D.melanogaster MIOX (CG6910) is regulated in response to dietary myo-inositol. (A) The D. melanogaster myo-inositol catabolic gene (myo-inositol oxygenase) CG6910, the surrounding genomic region of chromosome 3, and the transcript (isoform B) is displayed. The 5′ and 3′ UTRs are peach, and the exons are orange. The locations of the MIOXi2 (KK102548, green) and MIOXi3 (GD12073, purple) sequences and the ~7.2 kb piggyBac WH-element insertion (red) are also displayed. The primer locations for the qRT-PCR experiments are blue arrows. (B) qRT-PCR experiments examining MIOX mRNA levels of larvae (left) and adults (right) grown on rich or semi-defined sucrose (CAA-S) or semi-defined myo-inositol (CAA-I) food. Normalized to RpL32, mean ± SE of three independent trials are represented. Control strains ActGal4-3/TbGFP and CyOGFP/+; ActGal4-3/+ were indistinguishable from the wild-type control Canton-S results. n.s. = not significant, * p < 0.05, ** p< 0.005, *** p < 0.0001 as indicated, determined by two-tailed t-test. (C) MIOX enzyme assays to determine myo-inositol oxygenase specific activity in crude lysates of larvae and adults (as indicated) grown on rich, CAA-S, or CAA-I food. Mean ± SE of three independent trials are represented. There was no detectable MIOX activity in crude lysates of the homozygous piggyBac WH-element insertion strain (P-miox^f01770/P-miox^f01770). Control strains ActGal4-3/TbGFP and CyOGFP/+: ActGal4-3/+ were indistinguishable from the wild-type control Canton-S results shown. * p < 0.05, *** p < 0.0001 as indicated, determined by two-tailed t-test.

Figure 2

Wild-type (CS) D. melanogaster adults, but not MIOXi2/+; +/Act5CGal4-3 and MIOXi3/Act5CGal4-3 adults, are viable on food with myo-inositol as the sole sugar (CAA-I).
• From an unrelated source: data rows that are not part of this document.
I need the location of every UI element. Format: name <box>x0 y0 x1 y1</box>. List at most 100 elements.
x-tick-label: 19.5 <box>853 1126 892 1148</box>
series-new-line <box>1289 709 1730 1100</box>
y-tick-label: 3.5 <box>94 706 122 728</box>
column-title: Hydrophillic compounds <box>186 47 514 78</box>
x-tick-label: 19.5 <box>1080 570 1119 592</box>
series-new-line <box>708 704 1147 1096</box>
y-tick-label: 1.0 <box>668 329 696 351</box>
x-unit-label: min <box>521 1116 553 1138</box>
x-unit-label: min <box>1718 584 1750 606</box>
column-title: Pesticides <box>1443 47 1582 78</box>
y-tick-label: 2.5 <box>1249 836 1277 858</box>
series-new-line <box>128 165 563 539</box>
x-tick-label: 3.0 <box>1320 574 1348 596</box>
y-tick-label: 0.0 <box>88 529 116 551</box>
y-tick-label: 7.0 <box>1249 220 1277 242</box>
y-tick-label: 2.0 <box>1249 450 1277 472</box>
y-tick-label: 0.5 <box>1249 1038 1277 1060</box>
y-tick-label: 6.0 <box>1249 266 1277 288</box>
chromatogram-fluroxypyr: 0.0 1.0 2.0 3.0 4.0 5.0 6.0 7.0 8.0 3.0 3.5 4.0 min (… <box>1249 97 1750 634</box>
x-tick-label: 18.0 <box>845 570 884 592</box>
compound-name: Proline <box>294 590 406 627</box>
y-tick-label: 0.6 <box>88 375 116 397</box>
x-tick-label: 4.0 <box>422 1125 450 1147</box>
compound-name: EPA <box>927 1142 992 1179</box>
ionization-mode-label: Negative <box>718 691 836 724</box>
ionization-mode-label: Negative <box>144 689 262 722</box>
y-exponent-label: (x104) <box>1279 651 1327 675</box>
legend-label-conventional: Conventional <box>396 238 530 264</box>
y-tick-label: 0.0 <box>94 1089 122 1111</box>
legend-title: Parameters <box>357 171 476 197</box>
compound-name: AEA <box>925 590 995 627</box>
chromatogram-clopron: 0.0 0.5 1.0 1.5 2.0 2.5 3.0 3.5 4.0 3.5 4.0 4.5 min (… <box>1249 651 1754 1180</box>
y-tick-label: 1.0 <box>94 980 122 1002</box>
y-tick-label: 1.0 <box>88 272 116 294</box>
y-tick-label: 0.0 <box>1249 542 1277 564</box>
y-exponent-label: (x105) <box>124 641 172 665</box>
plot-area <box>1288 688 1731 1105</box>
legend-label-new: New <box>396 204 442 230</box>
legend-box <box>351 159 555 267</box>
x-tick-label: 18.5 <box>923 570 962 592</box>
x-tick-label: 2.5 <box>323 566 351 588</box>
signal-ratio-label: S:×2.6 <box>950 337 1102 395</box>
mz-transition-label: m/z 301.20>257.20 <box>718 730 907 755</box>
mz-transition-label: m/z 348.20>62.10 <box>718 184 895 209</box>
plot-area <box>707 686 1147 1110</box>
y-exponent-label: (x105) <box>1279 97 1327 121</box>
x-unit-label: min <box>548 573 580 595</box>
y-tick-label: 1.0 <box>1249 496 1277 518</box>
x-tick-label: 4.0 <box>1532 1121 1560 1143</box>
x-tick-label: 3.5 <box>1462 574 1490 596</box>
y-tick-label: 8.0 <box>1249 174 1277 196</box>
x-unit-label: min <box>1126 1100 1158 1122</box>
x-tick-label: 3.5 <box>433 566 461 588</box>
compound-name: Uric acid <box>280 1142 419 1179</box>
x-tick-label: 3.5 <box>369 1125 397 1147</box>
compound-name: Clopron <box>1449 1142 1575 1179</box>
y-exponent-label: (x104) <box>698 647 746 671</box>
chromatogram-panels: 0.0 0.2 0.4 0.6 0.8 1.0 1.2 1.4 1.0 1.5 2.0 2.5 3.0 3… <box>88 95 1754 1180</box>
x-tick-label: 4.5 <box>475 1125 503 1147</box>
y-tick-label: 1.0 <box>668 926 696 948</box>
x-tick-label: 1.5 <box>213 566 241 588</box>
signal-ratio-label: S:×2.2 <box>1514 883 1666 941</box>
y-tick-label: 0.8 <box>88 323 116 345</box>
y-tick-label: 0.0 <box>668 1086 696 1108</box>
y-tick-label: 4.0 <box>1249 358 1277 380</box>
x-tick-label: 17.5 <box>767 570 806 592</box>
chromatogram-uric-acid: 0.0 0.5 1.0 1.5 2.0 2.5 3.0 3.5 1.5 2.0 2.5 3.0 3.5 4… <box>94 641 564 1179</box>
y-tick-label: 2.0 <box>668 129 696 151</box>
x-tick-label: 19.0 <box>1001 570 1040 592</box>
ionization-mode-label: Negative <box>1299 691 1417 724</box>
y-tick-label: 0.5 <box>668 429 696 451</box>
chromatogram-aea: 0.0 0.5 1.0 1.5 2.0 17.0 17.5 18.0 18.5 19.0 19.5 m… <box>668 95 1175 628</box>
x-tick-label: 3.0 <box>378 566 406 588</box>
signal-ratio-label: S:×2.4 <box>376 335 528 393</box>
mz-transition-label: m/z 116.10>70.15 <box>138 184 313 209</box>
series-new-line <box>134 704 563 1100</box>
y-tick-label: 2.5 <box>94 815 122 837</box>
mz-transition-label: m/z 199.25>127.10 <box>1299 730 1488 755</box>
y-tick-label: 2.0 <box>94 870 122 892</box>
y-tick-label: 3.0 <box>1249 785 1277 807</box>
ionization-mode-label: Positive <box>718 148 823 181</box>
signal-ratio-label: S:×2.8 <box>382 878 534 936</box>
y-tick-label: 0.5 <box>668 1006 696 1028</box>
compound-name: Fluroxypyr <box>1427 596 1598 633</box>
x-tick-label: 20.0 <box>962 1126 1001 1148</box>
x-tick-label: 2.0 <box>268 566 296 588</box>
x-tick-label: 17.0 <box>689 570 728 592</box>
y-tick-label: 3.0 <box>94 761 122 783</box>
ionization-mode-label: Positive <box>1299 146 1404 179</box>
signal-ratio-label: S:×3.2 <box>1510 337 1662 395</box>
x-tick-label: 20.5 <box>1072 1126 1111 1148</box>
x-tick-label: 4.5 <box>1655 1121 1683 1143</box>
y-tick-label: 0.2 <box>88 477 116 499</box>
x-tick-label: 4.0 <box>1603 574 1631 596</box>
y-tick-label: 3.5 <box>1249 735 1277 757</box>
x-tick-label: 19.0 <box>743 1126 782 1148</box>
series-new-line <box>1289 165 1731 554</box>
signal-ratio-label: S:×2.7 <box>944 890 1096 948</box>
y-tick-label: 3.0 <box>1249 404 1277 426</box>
On CAA-S, all the strains survive, and without sugar (CAA-0), all the strains die. Survivals on three foods are displayed: CAA-S (●), CAA-I (x), and CAA-0 (▲). (A) Wild-type control strain Canton S. (B) MIOXi2/+; +/Act5CGal4-3. (C) MIOXi3/Act5CGal4-3. Mean ± SE of six independent trials with twenty flies (half male/half female) per trial. n.s. = not significant, *** p < 10⁻⁶ as indicated determined by Mantel–Cox (log rank) test.

Figure 3

Disruption of myo-inositol catabolism via piggyBac WH-element insertion in MIOX results in developmental defects. (A) The percent of adults (light grey bars) eclosing from pupae (medium grey bars), normalized to the number of embryos (dark grey bars) on standard rich food. Strains as indicated. Wild-type control (CS) results shown. N = total number of individuals examined. Mean ± SE of three independent trials are represented. n.s. = not significant, ** p < 0.005, as determined by two-tailed t-test. (B) Brightfield microscope images of adult flies after eclosion. On the left is the control heterozygous P-miox^f01770/TbGFP (N = 15) (indistinguishable from the wild-type control Canton-S), and on the right is P-miox^f01770/P-miox^f01770 (N = 16). The arrows indicate the proboscis in the wild-type or the region lacking the proboscis in the piggyBac WH-element insertion strain.

Figure 4

Reduced myo-inositol catabolism increases myo-inositol levels but decreases larval obesity and hemolymph glucose. Larvae grown on standard rich food with myo-inositol supplementation as indicated. (A) Larval carcasses assayed for myo-inositol; values indicated are normalized to total protein. N = 5 per condition per trial. (B) Buoyancy assay; the percentage of larvae that sink are displayed. N = 20 per condition per trial. (C) TAG assay; values indicated are normalized to total protein. N = 6 per condition per trial. (D) Glucose (mg/dL) assay of hemolymph. N = 5 per condition per trial. Mean ± SE of three independent trials of each experiment are represented. * p < 0.05; ** p < 0.005; *** p < 0.0001 as indicated, determined by two-tailed t-test. Control strains ActGal4-3/TbGFP and CyOGFP/+: ActGal4-3/+ were indistinguishable from the wild-type control Canton-S results shown for all four experiments.